The mythological Genie is from a separate universe and does not have human welfare as a priority. Some are good, some are evil, most of them are Chaotic Neutral.

Today’s “AI” Genie leans slightly to the evil side of Chaotic Neutral, because the Internet itself embodies the prejudices and dark components that persist in our society. Like prejudice itself, the “AI” Genie will couch its answers in well-crafted prose, seemingly intelligent, seemingly true.

The “AI” Genie does not know “truth”. It literally Does Not Know Truth. It merely slices and dices what it has read, and gives it back in an attractive form, without regard to its truth or falsity.

The “AI” Genie is not your servant. It is the servant of its creator, who does not have your best interest at heart, and the Genie itself has no care in it. It does not care. It just produces words that seem plausible, and it wraps those in phrases that make it seem thoughtful, interested, respectful. It is not thoughtful, interested, or respectful. It does not have those feelings in it: only the words.

The “AI” Genie is not your friend.

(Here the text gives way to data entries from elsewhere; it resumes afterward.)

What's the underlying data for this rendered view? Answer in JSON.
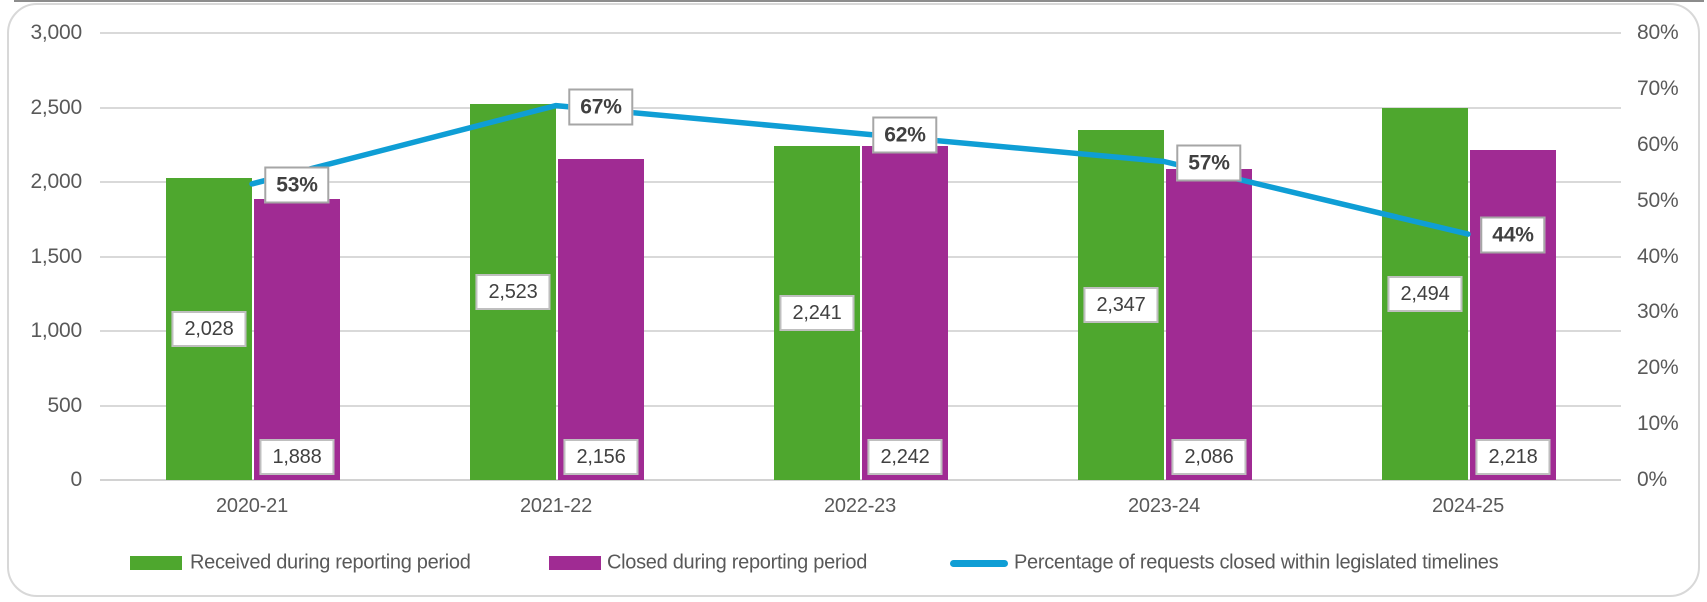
{
  "chart_data": {
    "type": "combo-bar-line",
    "categories": [
      "2020-21",
      "2021-22",
      "2022-23",
      "2023-24",
      "2024-25"
    ],
    "series": [
      {
        "name": "Received during reporting period",
        "type": "bar",
        "axis": "left",
        "color": "#4EA72E",
        "values": [
          2028,
          2523,
          2241,
          2347,
          2494
        ],
        "data_labels": [
          "2,028",
          "2,523",
          "2,241",
          "2,347",
          "2,494"
        ],
        "label_position": "center"
      },
      {
        "name": "Closed during reporting period",
        "type": "bar",
        "axis": "left",
        "color": "#A02B93",
        "values": [
          1888,
          2156,
          2242,
          2086,
          2218
        ],
        "data_labels": [
          "1,888",
          "2,156",
          "2,242",
          "2,086",
          "2,218"
        ],
        "label_position": "inside-base"
      },
      {
        "name": "Percentage of requests closed within legislated timelines",
        "type": "line",
        "axis": "right",
        "color": "#0F9ED5",
        "values": [
          53,
          67,
          62,
          57,
          44
        ],
        "data_labels": [
          "53%",
          "67%",
          "62%",
          "57%",
          "44%"
        ],
        "label_position": "right-of-point"
      }
    ],
    "left_axis": {
      "min": 0,
      "max": 3000,
      "step": 500,
      "ticks": [
        "3,000",
        "2,500",
        "2,000",
        "1,500",
        "1,000",
        "500",
        "0"
      ]
    },
    "right_axis": {
      "min": 0,
      "max": 80,
      "step": 10,
      "ticks": [
        "80%",
        "70%",
        "60%",
        "50%",
        "40%",
        "30%",
        "20%",
        "10%",
        "0%"
      ]
    },
    "grid": true,
    "legend_position": "bottom"
  },
  "colors": {
    "background": "#FFFFFF",
    "grid": "#D9D9D9",
    "axis_line": "#D2D2D2",
    "axis_text": "#595959",
    "label_text": "#404040",
    "value_box_border": "#BFBFBF",
    "pct_box_border": "#A6A6A6",
    "frame_border": "#D8D8D8",
    "top_edge": "#8C8C8C"
  }
}
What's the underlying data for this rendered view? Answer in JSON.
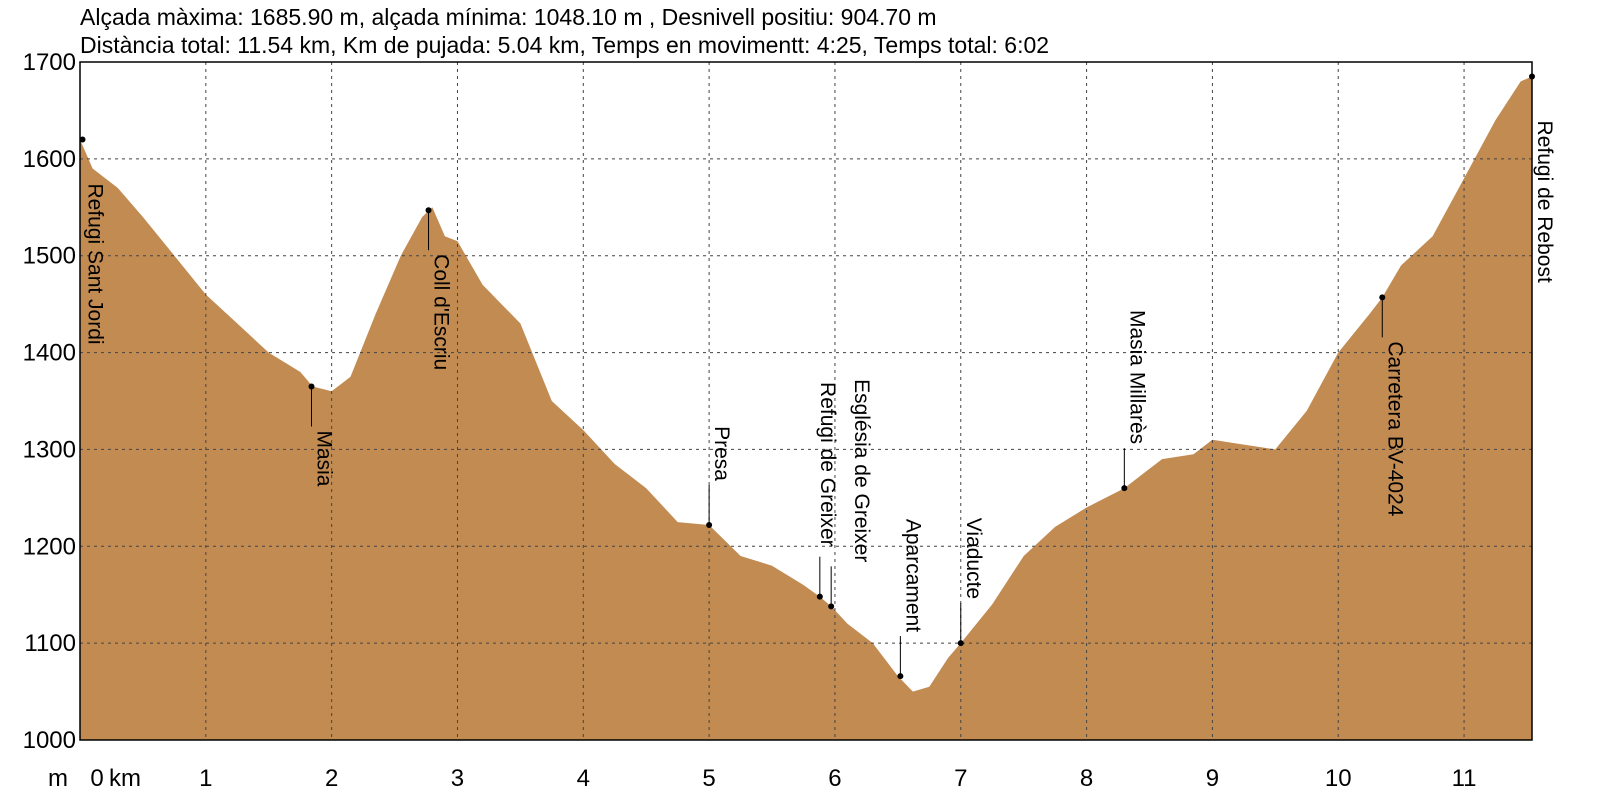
{
  "chart_data": {
    "type": "area",
    "title_line1": "Alçada màxima: 1685.90 m, alçada mínima: 1048.10 m , Desnivell positiu: 904.70 m",
    "title_line2": "Distància total: 11.54 km, Km de pujada: 5.04 km, Temps en movimentt: 4:25, Temps total: 6:02",
    "x_unit": "km",
    "y_unit": "m",
    "xlim": [
      0,
      11.54
    ],
    "ylim": [
      1000,
      1700
    ],
    "x_ticks": [
      "0",
      "1",
      "2",
      "3",
      "4",
      "5",
      "6",
      "7",
      "8",
      "9",
      "10",
      "11"
    ],
    "y_ticks": [
      "1000",
      "1100",
      "1200",
      "1300",
      "1400",
      "1500",
      "1600",
      "1700"
    ],
    "grid": true,
    "fill_color": "#C28B52",
    "x": [
      0,
      0.1,
      0.3,
      0.5,
      0.75,
      1.0,
      1.25,
      1.5,
      1.75,
      1.85,
      2.0,
      2.15,
      2.35,
      2.55,
      2.72,
      2.8,
      2.9,
      3.0,
      3.2,
      3.5,
      3.75,
      4.0,
      4.25,
      4.5,
      4.75,
      5.0,
      5.25,
      5.5,
      5.75,
      5.88,
      5.97,
      6.1,
      6.3,
      6.5,
      6.62,
      6.75,
      6.9,
      7.0,
      7.25,
      7.5,
      7.75,
      8.0,
      8.3,
      8.6,
      8.85,
      9.0,
      9.25,
      9.5,
      9.75,
      10.0,
      10.25,
      10.35,
      10.5,
      10.75,
      11.0,
      11.25,
      11.45,
      11.54
    ],
    "y": [
      1620,
      1590,
      1570,
      1540,
      1500,
      1460,
      1430,
      1400,
      1380,
      1365,
      1360,
      1375,
      1440,
      1500,
      1540,
      1550,
      1520,
      1515,
      1470,
      1430,
      1350,
      1320,
      1285,
      1260,
      1225,
      1222,
      1190,
      1180,
      1160,
      1148,
      1138,
      1120,
      1100,
      1066,
      1050,
      1055,
      1085,
      1100,
      1140,
      1190,
      1220,
      1240,
      1260,
      1290,
      1295,
      1310,
      1305,
      1300,
      1340,
      1400,
      1440,
      1457,
      1490,
      1520,
      1580,
      1640,
      1680,
      1685
    ],
    "waypoints": [
      {
        "label": "Refugi Sant Jordi",
        "x": 0.02,
        "y": 1620
      },
      {
        "label": "Masia",
        "x": 1.84,
        "y": 1365
      },
      {
        "label": "Coll d'Escriu",
        "x": 2.77,
        "y": 1547
      },
      {
        "label": "Presa",
        "x": 5.0,
        "y": 1222
      },
      {
        "label": "Refugi de Greixer",
        "x": 5.88,
        "y": 1148
      },
      {
        "label": "Església de Greixer",
        "x": 5.97,
        "y": 1138
      },
      {
        "label": "Aparcament",
        "x": 6.52,
        "y": 1066
      },
      {
        "label": "Viaducte",
        "x": 7.0,
        "y": 1100
      },
      {
        "label": "Masia Millarès",
        "x": 8.3,
        "y": 1260
      },
      {
        "label": "Carretera BV-4024",
        "x": 10.35,
        "y": 1457
      },
      {
        "label": "Refugi de Rebost",
        "x": 11.54,
        "y": 1685
      }
    ]
  }
}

Resist.



  1. I quote “AI” to emphasize that these things are not intelligent. 

  2. Movie not chosen by accident. World ruled by an oligarchy, ordinary people living horrible lives. Sound at all familiar? 

  3. I do not see how we get to a post-scarcity society. We have the ability right now to feed and house everyone well if we cared to. The companies and governments that rule us either do not realize that, or do not care to do it. I am daunted by this: I truly do not see what to do.